The median monthly salary for tech interns at 18 companies is $6,800, or more than $81,000 annually, according to Bloomberg. In comparison, the median U.S. household income is about $54,000, or $4,500 a month. A few companies are reportedly paying as much as $10,000 per month, such as Snapchat and the tech-based hedge fund Two Sigma Investments, according to data collected by former University of California Berkeley student Rodney Folz.

💰 state of top tech internship offers, 2016 #talkpay pic.twitter.com/Mkp5XWQyuE

— Rodney Folz (@rodneyfolz) April 26, 2016

While his data was gathered through an online survey with about 500 responses, previous research from the employment site Glassdoor has confirmed Folz's findings: Tech companies pay their interns generously.

The findings underscore the separation in today's labor market between those with bankable skills such as coding or engineering and students who pursue degrees in lower-earning subjects, such as elementary education or counseling.

A generation ago, the earnings divergence didn't really start until a year or two out of college. But as these internships show, studying a STEM (science, technology, engineering or mathematics) now has a pay advantage even before graduation day.

College grads who major in chemical engineering, aerospace engineering, energy and extraction engineering, and computer engineering will benefit from median lifetime earnings of more than $2 million, The Hamilton Project found in a 2014 study. However, careers involving children -- such as education or child care -- will deliver median lifetime earnings of just $800,000, the economic policy think-tank found.

Of course, the economy couldn't function very well if students snubbed essential subjects such as education or social work (another low-paying career).
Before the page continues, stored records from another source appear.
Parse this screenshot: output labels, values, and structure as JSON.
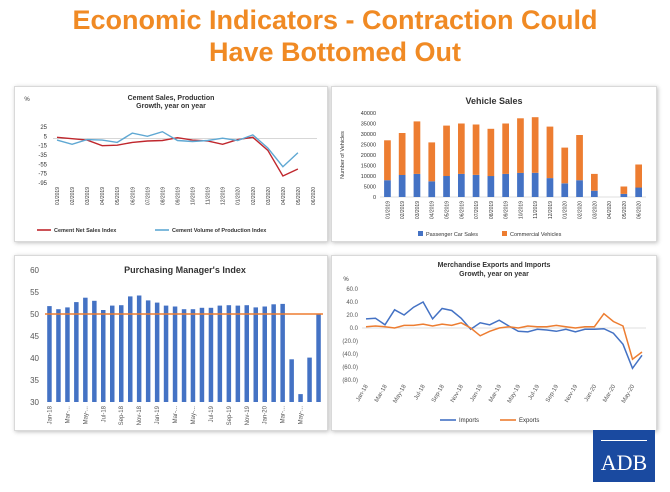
{
  "page": {
    "title_line1": "Economic Indicators - Contraction Could",
    "title_line2": "Have Bottomed Out",
    "logo": "ADB"
  },
  "colors": {
    "title": "#f08a24",
    "cement_sales": "#c0272d",
    "cement_prod": "#5fa8d3",
    "passenger": "#4472c4",
    "commercial": "#ed7d31",
    "pmi_bar": "#4472c4",
    "pmi_line": "#ed7d31",
    "imports": "#4472c4",
    "exports": "#ed7d31"
  },
  "chart_data": [
    {
      "id": "cement",
      "type": "line",
      "title": "Cement Sales, Production",
      "subtitle": "Growth, year on year",
      "ylabel": "%",
      "ylim": [
        -95,
        25
      ],
      "yticks": [
        "25",
        "5",
        "-15",
        "-35",
        "-55",
        "-75",
        "-95"
      ],
      "yticks_values": [
        25,
        5,
        -15,
        -35,
        -55,
        -75,
        -95
      ],
      "categories": [
        "01/2019",
        "02/2019",
        "03/2019",
        "04/2019",
        "05/2019",
        "06/2019",
        "07/2019",
        "08/2019",
        "09/2019",
        "10/2019",
        "11/2019",
        "12/2019",
        "01/2020",
        "02/2020",
        "03/2020",
        "04/2020",
        "05/2020",
        "06/2020"
      ],
      "series": [
        {
          "name": "Cement Net Sales Index",
          "values": [
            3,
            0,
            -3,
            -15,
            -14,
            -8,
            -5,
            -4,
            2,
            -3,
            -5,
            -12,
            -2,
            3,
            -25,
            -80,
            -65,
            null
          ]
        },
        {
          "name": "Cement Volume of Production Index",
          "values": [
            -3,
            -12,
            -2,
            -3,
            -8,
            12,
            5,
            15,
            -4,
            -6,
            -4,
            1,
            -4,
            8,
            -20,
            -60,
            -30,
            null
          ]
        }
      ]
    },
    {
      "id": "vehicle",
      "type": "bar",
      "title": "Vehicle Sales",
      "ylabel": "Number of Vehicles",
      "ylim": [
        0,
        40000
      ],
      "yticks": [
        "0",
        "5000",
        "10000",
        "15000",
        "20000",
        "25000",
        "30000",
        "35000",
        "40000"
      ],
      "yticks_values": [
        0,
        5000,
        10000,
        15000,
        20000,
        25000,
        30000,
        35000,
        40000
      ],
      "categories": [
        "01/2019",
        "02/2019",
        "03/2019",
        "04/2019",
        "05/2019",
        "06/2019",
        "07/2019",
        "08/2019",
        "09/2019",
        "10/2019",
        "11/2019",
        "12/2019",
        "01/2020",
        "02/2020",
        "03/2020",
        "04/2020",
        "05/2020",
        "06/2020"
      ],
      "series": [
        {
          "name": "Passenger Car Sales",
          "values": [
            8000,
            10500,
            11000,
            7500,
            10000,
            11000,
            10500,
            10000,
            11000,
            11500,
            11500,
            9000,
            6500,
            8000,
            3000,
            0,
            1500,
            4500
          ]
        },
        {
          "name": "Commercial Vehicles",
          "values": [
            19000,
            20000,
            25000,
            18500,
            24000,
            24000,
            24000,
            22500,
            24000,
            26000,
            26500,
            24500,
            17000,
            21500,
            8000,
            0,
            3500,
            11000
          ]
        }
      ]
    },
    {
      "id": "pmi",
      "type": "bar",
      "title": "Purchasing Manager's Index",
      "ylim": [
        30,
        60
      ],
      "yticks": [
        "30",
        "35",
        "40",
        "45",
        "50",
        "55",
        "60"
      ],
      "yticks_values": [
        30,
        35,
        40,
        45,
        50,
        55,
        60
      ],
      "xticks": [
        "Jan-18",
        "Mar-...",
        "May-...",
        "Jul-18",
        "Sep-18",
        "Nov-18",
        "Jan-19",
        "Mar-...",
        "May-...",
        "Jul-19",
        "Sep-19",
        "Nov-19",
        "Jan-20",
        "Mar-...",
        "May-..."
      ],
      "values": [
        51.8,
        51.1,
        51.5,
        52.7,
        53.7,
        53.0,
        50.9,
        51.9,
        52.0,
        54.0,
        54.2,
        53.1,
        52.6,
        51.9,
        51.7,
        51.1,
        51.1,
        51.4,
        51.4,
        51.9,
        52.0,
        51.9,
        52.0,
        51.5,
        51.7,
        52.2,
        52.3,
        39.7,
        31.8,
        40.1,
        49.9
      ],
      "reference_line": 50
    },
    {
      "id": "trade",
      "type": "line",
      "title": "Merchandise Exports and Imports",
      "subtitle": "Growth, year on year",
      "ylabel": "%",
      "ylim": [
        -80,
        60
      ],
      "yticks": [
        "60.0",
        "40.0",
        "20.0",
        "0.0",
        "(20.0)",
        "(40.0)",
        "(60.0)",
        "(80.0)"
      ],
      "yticks_values": [
        60,
        40,
        20,
        0,
        -20,
        -40,
        -60,
        -80
      ],
      "xticks": [
        "Jan-18",
        "Mar-18",
        "May-18",
        "Jul-18",
        "Sep-18",
        "Nov-18",
        "Jan-19",
        "Mar-19",
        "May-19",
        "Jul-19",
        "Sep-19",
        "Nov-19",
        "Jan-20",
        "Mar-20",
        "May-20"
      ],
      "series": [
        {
          "name": "Imports",
          "values": [
            14,
            15,
            5,
            28,
            20,
            32,
            40,
            14,
            30,
            27,
            15,
            -2,
            8,
            5,
            12,
            3,
            -5,
            -6,
            -2,
            -3,
            -5,
            -2,
            -6,
            -2,
            -2,
            -1,
            -8,
            -25,
            -62,
            -42
          ]
        },
        {
          "name": "Exports",
          "values": [
            2,
            3,
            2,
            0,
            4,
            4,
            6,
            3,
            6,
            4,
            8,
            0,
            -12,
            -5,
            0,
            2,
            0,
            3,
            2,
            2,
            4,
            2,
            0,
            2,
            2,
            22,
            10,
            3,
            -48,
            -37
          ]
        }
      ]
    }
  ]
}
And not all students have the aptitude to focus on engineering or computer science, nor do all have the patience or temperament for childhood education.

But with the economic divide between the haves and have-nots growing wider in America, the wealth of the tech classes is creating resentment and culture clashes in cities such as San Francisco. The friction between well-heeled tech workers and long-time San Francisco residents even became the subject of a Harvard Business School case study about inequality within the city.
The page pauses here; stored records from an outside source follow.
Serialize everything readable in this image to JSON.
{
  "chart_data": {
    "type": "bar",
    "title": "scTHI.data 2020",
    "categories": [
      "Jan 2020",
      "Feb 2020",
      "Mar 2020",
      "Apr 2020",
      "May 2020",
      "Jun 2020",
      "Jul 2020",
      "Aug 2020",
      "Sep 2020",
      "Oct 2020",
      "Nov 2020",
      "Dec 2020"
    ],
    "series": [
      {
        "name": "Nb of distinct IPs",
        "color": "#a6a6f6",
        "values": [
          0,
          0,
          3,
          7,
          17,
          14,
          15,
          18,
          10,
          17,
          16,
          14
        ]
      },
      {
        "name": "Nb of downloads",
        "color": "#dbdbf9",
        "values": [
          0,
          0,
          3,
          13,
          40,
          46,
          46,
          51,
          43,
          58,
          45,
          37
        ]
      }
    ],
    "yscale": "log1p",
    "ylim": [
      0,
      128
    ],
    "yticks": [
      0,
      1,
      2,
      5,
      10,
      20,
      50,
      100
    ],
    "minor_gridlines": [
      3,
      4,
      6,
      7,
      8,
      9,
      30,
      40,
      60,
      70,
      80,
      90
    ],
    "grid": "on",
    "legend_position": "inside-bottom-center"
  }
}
According to Folz's data, the top paying company for interns is Two Sigma, at $10,400 per month, plus $5,000 in relocation costs and $5,000 for housing. That's followed by Snapchat, which is paying $10,000 per month and $1,500 for housing. At the bottom of the list is Amazon, with reported monthly pay of $6,000 and benefits ranging from $1,500 to $7,500.

If accurate, this means interns are making more than they were just two years ago, when Glassdoor found that the most lucrative internship paid $7,012 a month.